After that Grief and I became constant companions. It’s interesting - you’d think she would be hideously ugly, and sometimes she is, but sometimes she looks pretty normal. She’s never attractive, don’t get me wrong; but she’s not always so hard to look at, especially the further out from an “event” we are. After a long time, she will still pinch and poke and prod, but it feels more habitual than actually malicious or ugly. Though she still gets a good punch in, so you don’t start to forget her; she might not be pretty, but she has her pride. And she is always ready for another chance to show off how her skills have grown.
In the fall of 2009 my mother was diagnosed with cancer. Now, some people love their mothers; some people tolerate their mothers; some people can’t stand their mothers. My mother was hands down the best. When you see me, you see a good chunk of her, too.
Once I passed the point of her having to worry about making me a viable member of society, we could just talk and laugh and it was perfect. We would make up stupid songs and sing them to each other's voice mails; we pondered deep philosophical mysteries; we argued the best way to kill someone and hide the body - theoretically.

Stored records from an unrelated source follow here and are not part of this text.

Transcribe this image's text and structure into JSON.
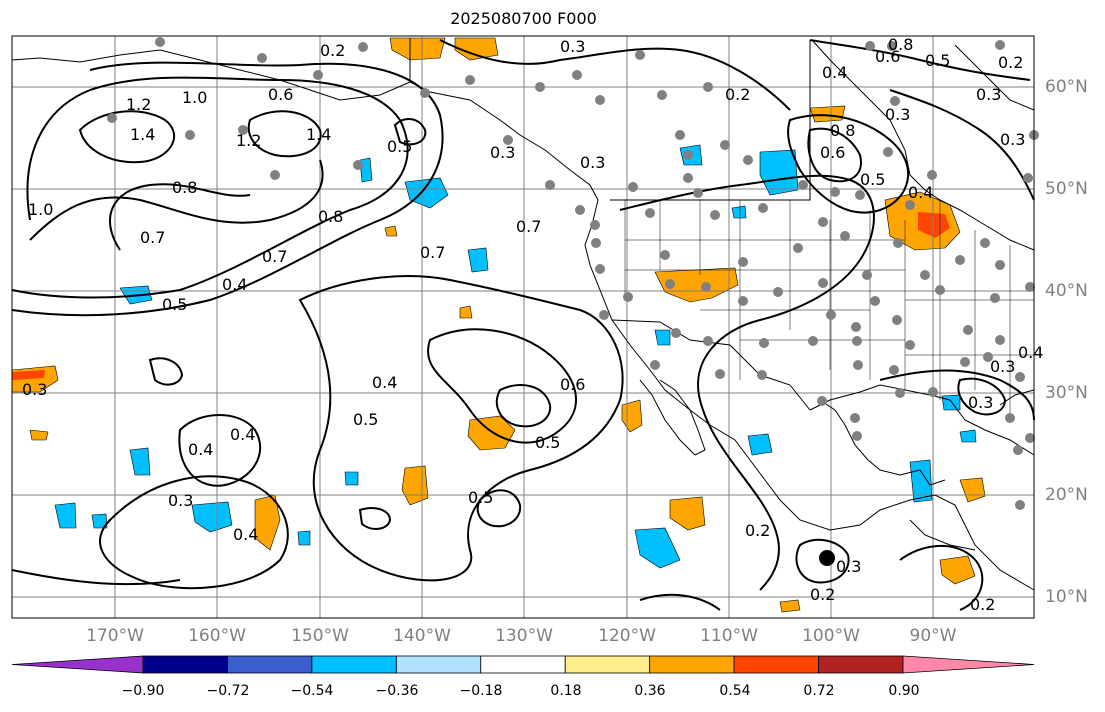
{
  "title": "2025080700 F000",
  "colors": {
    "land_outline": "#000000",
    "grid": "#808080",
    "contour": "#000000",
    "positive_fill": "#ffa500",
    "positive_strong": "#ff4500",
    "negative_fill": "#00bfff",
    "station_dot": "#808080"
  },
  "lon_labels": [
    "170°W",
    "160°W",
    "150°W",
    "140°W",
    "130°W",
    "120°W",
    "110°W",
    "100°W",
    "90°W"
  ],
  "lat_labels": [
    "60°N",
    "50°N",
    "40°N",
    "30°N",
    "20°N",
    "10°N"
  ],
  "colorbar": {
    "colors": [
      "#9932cc",
      "#00008b",
      "#3a5fcd",
      "#00bfff",
      "#b0e2ff",
      "#ffffff",
      "#ffec8b",
      "#ffa500",
      "#ff4500",
      "#b22222",
      "#ff88aa"
    ],
    "tick_labels": [
      "−0.90",
      "−0.72",
      "−0.54",
      "−0.36",
      "−0.18",
      "0.18",
      "0.36",
      "0.54",
      "0.72",
      "0.90"
    ]
  },
  "contour_labels": [
    "0.2",
    "0.3",
    "0.8",
    "0.6",
    "0.5",
    "0.2",
    "0.4",
    "0.2",
    "0.3",
    "1.2",
    "1.0",
    "0.6",
    "1.4",
    "1.2",
    "0.3",
    "1.4",
    "0.5",
    "0.8",
    "0.3",
    "0.6",
    "0.8",
    "0.3",
    "0.5",
    "0.3",
    "0.4",
    "0.7",
    "0.8",
    "0.7",
    "1.0",
    "0.7",
    "0.7",
    "0.4",
    "0.5",
    "0.4",
    "0.5",
    "0.6",
    "0.5",
    "0.4",
    "0.3",
    "0.3",
    "0.4",
    "0.4",
    "0.3",
    "0.5",
    "0.2",
    "0.3",
    "0.2",
    "0.3",
    "0.2",
    "0.4"
  ]
}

With the news that cancer had cast its shadow over our family, Grief grew claws and took to raking them across my flesh whenever the fancy struck her. As everyone who has walked the road of cancer knows, the journey can be a long one, which is both good and bad. It gave us more time with Mom, time when every moment was sweeter, even if sprinkled with desperation. It also gave me time to grieve continually, even though she wasn’t gone yet. I couldn't escape the knowledge that Death was sliping closer every day. And with each reminder, Grief took another pound of flesh.
We had more time than the doctors expected - almost five years; and she had an incredible quality of life until the last four weeks. Most people who didn’t know her didn’t even realize she was sick. She came to visit me six weeks before the end and we had a wonderful time eating ice cream, watching movies, planning all the stupid things we could do at the funeral to shock people. Side note: Dad wouldn't let me do most of them. It was very disappointing. But cancer doesn’t last forever. Eventually Death comes and goes
I drove to my parent’s house in Virginia the day before she passed. I watched her breath her last and held my little sister as it felt like Grief ripped our hearts out with her bare hands. I’ve never seen my father so lost as he was that night.

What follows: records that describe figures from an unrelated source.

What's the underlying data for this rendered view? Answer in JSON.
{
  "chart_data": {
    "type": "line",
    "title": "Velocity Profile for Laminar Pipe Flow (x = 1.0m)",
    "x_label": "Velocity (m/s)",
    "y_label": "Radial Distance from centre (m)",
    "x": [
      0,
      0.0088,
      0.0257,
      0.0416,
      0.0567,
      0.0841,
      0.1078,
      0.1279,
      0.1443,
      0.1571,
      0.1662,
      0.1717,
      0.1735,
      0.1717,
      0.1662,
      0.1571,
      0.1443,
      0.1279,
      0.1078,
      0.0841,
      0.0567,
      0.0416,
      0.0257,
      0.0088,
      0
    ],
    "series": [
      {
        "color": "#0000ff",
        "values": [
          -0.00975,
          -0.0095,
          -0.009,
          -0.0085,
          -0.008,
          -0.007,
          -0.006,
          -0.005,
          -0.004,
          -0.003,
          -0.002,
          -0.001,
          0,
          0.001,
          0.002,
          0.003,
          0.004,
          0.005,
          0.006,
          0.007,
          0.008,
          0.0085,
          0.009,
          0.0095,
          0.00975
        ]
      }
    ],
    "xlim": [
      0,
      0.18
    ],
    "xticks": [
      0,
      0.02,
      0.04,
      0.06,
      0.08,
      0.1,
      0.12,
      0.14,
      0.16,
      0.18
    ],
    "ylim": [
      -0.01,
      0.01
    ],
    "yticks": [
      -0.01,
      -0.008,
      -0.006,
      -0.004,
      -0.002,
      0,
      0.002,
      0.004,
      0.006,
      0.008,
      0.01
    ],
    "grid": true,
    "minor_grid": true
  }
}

I spent the next month with my dad and my sister and Grief. We went through old cookbooks and cried; found our old baby teeth - ew - and cried; walked from the living room to the kitchen and just suddenly cried. Maybe because I expected Grief and embraced her so readily, she didn’t cut as deeply that month as I expected. Or maybe she did, but it was a clean cut, not so ragged around the edges.

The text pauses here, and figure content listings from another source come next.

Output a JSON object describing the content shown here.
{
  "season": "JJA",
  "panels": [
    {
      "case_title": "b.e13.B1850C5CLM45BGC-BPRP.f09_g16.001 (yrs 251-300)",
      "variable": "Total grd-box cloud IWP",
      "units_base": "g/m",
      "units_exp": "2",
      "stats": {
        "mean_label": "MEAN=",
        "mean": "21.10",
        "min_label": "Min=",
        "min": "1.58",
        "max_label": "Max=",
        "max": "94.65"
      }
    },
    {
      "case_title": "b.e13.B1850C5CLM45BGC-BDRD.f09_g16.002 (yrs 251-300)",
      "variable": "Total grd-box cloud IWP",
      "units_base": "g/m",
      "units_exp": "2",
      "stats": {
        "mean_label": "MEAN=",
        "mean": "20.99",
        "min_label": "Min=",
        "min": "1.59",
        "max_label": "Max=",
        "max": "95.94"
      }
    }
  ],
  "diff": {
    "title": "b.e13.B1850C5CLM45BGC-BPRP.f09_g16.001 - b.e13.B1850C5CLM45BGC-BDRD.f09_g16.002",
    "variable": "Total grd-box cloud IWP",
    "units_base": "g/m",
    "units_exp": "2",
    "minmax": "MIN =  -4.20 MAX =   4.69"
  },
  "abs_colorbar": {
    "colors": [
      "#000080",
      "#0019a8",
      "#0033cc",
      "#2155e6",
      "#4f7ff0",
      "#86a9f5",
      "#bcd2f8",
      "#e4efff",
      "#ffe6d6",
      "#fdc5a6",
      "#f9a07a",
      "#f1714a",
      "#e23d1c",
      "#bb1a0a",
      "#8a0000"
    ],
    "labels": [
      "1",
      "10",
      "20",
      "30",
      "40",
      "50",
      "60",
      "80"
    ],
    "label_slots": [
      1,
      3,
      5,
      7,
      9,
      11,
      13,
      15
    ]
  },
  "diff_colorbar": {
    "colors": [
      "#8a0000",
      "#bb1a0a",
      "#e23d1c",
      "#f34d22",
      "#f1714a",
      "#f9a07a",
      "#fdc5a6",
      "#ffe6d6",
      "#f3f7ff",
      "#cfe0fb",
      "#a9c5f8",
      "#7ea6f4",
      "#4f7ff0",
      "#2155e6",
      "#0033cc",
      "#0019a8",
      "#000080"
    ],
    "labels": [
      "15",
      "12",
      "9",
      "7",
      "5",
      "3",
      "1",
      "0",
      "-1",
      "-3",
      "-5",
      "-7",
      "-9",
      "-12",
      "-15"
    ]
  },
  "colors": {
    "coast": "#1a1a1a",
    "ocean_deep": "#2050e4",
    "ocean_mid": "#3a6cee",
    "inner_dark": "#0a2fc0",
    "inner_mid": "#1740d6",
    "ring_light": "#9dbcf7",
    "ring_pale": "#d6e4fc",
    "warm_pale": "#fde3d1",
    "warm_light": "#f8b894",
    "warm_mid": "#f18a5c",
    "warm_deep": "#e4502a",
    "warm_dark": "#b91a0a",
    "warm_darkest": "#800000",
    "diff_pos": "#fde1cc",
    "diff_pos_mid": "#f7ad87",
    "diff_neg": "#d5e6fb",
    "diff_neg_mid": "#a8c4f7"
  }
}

That month was full of tears, but unlike our last major encounter, I was never numb; I remember it well and, shockingly, fondly. My sister and I watched so many World Cup Matches that month, primarily for the Scottish announcer’s accent. We got in the car with our dad, rolled the windows down, and sang “Don’t Stop Believing” as loud as we could. We ate copious amounts of Chinese food. Grief was there, but Joy was also there holding her hand. Maybe Grief just isn’t meant to be alone.
So many things bring Grief into our lives, you can’t escape her. She walks with us, sometimes quietly, sometimes like a raging harpy. Just last week I was watching something on Amazon Prime and it turned out the character’s motivation for everything she did was trying to save her mom from some disease. Grief stabbed me in the gut, and I spent a good half hour in the bathroom ugly crying.
No matter what else she is, Grief is a sneaky bitch.